As you may remember from a previous post, I have started collecting cigarette packs from various stores around Korea. Now, although I don’t smoke, I do think trying these great inventions would be a fun adventure in itself. If nothing else, it would be an interesting item to add to the list, and then subsequently check off. My two newest packs of “death-sticks” prove the above sentiment that Korea has now moved to the top of countries that just doesn’t have time to sit and
smell the roses blacken their lungs.
Everytime I look at these cigarettes I just wish they had been made earlier. I mean, think of how much more land Sir Francis Drake could have pillaged and how many more stories Ernest Hemingway could have wrote if he had only had these cigarettes. I mean, drinking time would have halved and smoking and pillaging/writing would have increased; Pure puffing of straight efficiency. Plus, one more bonus would be that there would be about 1 million bartenders whose lives would be better not having to crush mint leaves for 5 min every time someone needs their minty fix.
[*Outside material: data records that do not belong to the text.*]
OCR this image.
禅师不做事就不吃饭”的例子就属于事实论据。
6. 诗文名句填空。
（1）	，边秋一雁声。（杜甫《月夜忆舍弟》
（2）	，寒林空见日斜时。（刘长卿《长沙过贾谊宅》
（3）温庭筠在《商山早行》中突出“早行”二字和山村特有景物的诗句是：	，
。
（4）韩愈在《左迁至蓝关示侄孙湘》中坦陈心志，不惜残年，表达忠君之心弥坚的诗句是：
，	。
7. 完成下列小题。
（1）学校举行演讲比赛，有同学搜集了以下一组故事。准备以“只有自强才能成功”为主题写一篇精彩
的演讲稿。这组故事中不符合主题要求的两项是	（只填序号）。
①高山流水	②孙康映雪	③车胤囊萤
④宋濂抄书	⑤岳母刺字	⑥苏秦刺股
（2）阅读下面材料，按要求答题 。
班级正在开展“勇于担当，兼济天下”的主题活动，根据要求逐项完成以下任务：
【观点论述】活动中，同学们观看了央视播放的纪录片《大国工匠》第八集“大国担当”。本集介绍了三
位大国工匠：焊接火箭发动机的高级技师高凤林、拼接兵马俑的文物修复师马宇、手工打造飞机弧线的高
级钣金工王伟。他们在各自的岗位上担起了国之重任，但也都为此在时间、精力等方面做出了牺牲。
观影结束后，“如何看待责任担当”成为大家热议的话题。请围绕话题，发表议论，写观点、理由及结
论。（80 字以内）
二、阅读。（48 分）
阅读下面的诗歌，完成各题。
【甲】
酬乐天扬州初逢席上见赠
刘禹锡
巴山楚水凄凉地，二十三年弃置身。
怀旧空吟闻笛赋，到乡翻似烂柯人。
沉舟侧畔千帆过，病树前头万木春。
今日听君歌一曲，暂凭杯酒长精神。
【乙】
FINALLY, I cannot tell you how much time I have wasted having beans shipped over from Guatemala, ground up, and then blended with my tobacco so I don’t have to waste time boiling water in the morning…no, no, shipping stuff over and repackaging it in a tube is much easier. These cigarettes are totally going to revolutionize the workplace. Smokers who take a “quick five” to take a puff outside are going to come back inside and ready to knock out a pile of TPS reports (whatever those are). Now, I’m a bit dissapointed in the package design. I think we can all agree that if that cat had a fedora and a cigarette in its mouth then it would be much more attractive to consumers…hell, I would start smoking if there was a cat that looked like Tom Waits on the front.